そしてようやく、アンナの赤い唇が動いた。
「私はすでに北辺を治めている。そなたに言われずとも」
「いや、それは」
「そもそも、そなたとは初対面である。信用できない」
ハリスは後ろのペトロを見た。話が違うと言いたげだった。
(先ほどの演説も仕込まれたか。これもサロメの策略か)
それにしては薄弱な提案だ。とてもアンナを説得できると思えない、とダヴィは感じた。
ふと気づくと、ハリスがこちらを見つめていた。弱々しい視線からすると、こちらに賛意を求めている様子だ。ダヴィは一呼吸して、そして話し出した。
「これは、ファルム王のご意志ですか」
ハリスはむきになって、大声を出す。
「あ、当たり前だ! 俺は王の代理にで来ているのだ。これが証拠に――」
「それにしては、先ほどのご主張は『ファルム王と』というよりは『自分と』同盟を結んでほしいと、言われているようだった」
「それは……」
もごもごと口を動かすハリスに、ダヴィは鋭く言う。
「俺は『ファルム王の代理』と会いに来たのだ。ハリス殿がそうでなければ、この会談は意味がない」
「くっ……」
ハリスの後ろにいたペトロが、ダヴィにぎょろりと視線を向ける。
「その発言、ハリス様を
「控えろ。お前に発言は許されていない」
とハワードがぴしゃりとたしなめる。その途端に、ペトロの全身が強ばり、怒気がふき出すように感じた。ハワードとアキレスが腰に下げた剣を掴む。一気に空気が悪くなる。

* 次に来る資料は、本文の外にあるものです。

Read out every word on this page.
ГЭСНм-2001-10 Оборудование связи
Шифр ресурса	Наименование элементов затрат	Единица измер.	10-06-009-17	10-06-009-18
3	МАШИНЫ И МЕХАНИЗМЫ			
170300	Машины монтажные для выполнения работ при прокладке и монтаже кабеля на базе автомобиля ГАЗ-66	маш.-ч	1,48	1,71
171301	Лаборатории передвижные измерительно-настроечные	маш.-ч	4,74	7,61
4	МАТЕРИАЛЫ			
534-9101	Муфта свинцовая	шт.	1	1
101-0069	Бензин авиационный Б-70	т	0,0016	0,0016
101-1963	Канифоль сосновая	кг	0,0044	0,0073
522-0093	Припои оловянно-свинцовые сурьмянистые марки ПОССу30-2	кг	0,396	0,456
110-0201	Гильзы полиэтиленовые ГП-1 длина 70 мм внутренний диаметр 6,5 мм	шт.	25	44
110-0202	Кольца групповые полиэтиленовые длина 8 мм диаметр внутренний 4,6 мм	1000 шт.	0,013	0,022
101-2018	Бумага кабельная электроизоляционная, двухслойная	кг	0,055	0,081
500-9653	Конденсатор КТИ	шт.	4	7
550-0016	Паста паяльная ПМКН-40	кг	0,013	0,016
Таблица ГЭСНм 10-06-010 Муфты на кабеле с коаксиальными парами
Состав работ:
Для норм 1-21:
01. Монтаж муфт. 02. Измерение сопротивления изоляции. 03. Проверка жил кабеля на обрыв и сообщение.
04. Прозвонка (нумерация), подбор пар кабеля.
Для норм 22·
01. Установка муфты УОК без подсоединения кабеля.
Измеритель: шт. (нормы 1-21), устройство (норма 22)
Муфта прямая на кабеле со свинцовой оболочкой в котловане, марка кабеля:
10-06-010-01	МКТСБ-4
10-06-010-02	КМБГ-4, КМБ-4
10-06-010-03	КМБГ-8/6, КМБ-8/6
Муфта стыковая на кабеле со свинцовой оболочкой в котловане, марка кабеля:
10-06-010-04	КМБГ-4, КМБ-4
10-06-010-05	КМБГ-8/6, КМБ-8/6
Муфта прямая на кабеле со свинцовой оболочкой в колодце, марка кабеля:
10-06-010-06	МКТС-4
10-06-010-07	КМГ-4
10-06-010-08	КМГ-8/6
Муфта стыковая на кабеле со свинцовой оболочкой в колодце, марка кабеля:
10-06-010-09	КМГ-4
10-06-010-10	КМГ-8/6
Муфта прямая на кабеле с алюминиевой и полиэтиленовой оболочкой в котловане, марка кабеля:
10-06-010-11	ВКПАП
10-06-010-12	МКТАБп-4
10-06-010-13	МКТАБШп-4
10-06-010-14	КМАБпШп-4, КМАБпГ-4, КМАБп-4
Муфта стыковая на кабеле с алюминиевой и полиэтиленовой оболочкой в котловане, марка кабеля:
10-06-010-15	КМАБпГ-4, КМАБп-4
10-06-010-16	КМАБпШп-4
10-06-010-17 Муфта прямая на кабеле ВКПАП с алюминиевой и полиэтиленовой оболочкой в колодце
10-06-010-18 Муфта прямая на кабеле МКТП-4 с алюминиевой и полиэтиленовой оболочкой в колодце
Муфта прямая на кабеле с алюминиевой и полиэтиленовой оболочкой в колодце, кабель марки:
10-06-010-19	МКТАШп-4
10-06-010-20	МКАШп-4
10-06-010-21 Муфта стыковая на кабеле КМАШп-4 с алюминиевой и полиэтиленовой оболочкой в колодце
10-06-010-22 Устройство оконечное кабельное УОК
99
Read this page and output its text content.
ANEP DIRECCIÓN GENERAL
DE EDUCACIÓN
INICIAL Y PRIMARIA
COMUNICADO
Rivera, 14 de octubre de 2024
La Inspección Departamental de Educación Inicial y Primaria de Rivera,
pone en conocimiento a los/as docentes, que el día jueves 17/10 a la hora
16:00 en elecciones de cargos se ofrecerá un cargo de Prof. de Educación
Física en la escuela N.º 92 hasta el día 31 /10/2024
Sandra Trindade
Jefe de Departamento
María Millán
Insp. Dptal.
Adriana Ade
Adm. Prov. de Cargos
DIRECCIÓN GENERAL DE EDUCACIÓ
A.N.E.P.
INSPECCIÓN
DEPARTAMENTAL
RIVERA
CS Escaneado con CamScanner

その時、天幕の外から入ってきた人物がいた。長い影を三人に垂らし、甘い声を出す。
「皆さま、白熱していらっしゃること」
「サロメ……」
長い黒髪の女性、ウッド国を食い物にした謀略家、サロメ=アンティパスがいた。再びダヴィの前に姿を現す。絡みつくような視線は相変わらずだった。
「お久しぶりですわ、ダヴィ王」
「…………」
サロメはペトロを目で抑えつつ、ハリスの肩に手を当てた。ハリスが彼女に情けない視線を向ける中、彼女はダヴィたちに言う。
「お早いですが、お食事の準備が出来ております。この会談は重要なもの。明日、再び議論致しましょう」
――*――
「クソが……」
ハリスは荒れていた。今一つ盛り上がらない夕食を終えて、自分のベッドがある天幕に入り、酒を飲んでいる。椅子に座る彼の足元には、空の酒瓶がいくつも転がっている。
夕食の間、ダヴィとアンナは傍にいた。ハリスがわざわざ離して座らせたというのに、アンナの方から席を移動して、ダヴィの隣に座ったのだ。そして刑法理念について楽しそうに語り合う。ハリスは全くついていけなかった。
アンナの視線が常にダヴィに向いていることが、とても気に入らなかった。
「それほど“王”が好きか」
自分に無くて、ダヴィにあるものが憎らしい。口に含んだ酒が苦い。それでも、コップに酒をまた注いだ。
その時、彼の座った眼に、黒髪の女性が天幕に入ってくるのが見えた。彼の罵声が飛ぶ。
「サロメ! これはどういうことだ!」
彼女は黒い唇を三日月に曲げる。彼の罵倒など、全く意に介さない。
「さてさて、ご陽気な様子ですわね」
酒と怒りで顔を赤くするハリスに、サロメは近づき、彼の手からコップをするりと取った。そして彼のたくましい膝の上に座り、その中身の酒をグッと飲んだ。彼女の黒い唇の端から、濁り酒の雫が垂れる。
サロメはハリスの耳に唇を寄せた。
「思い通りに行きませぬか」
「二人とも、俺の言うことを聞かぬ」
「わらわがいなかったからですわね」
「…………」
まるで何もできない赤子のように言われるのは癪だが、サロメの体温が彼の荒れた心を癒していく。青い瞳を、彼女の白くて細い顔に向けた。
「どうしたらいい」
サロメは甘い声で囁く。彼の耳の穴をくすぐる様に伝える。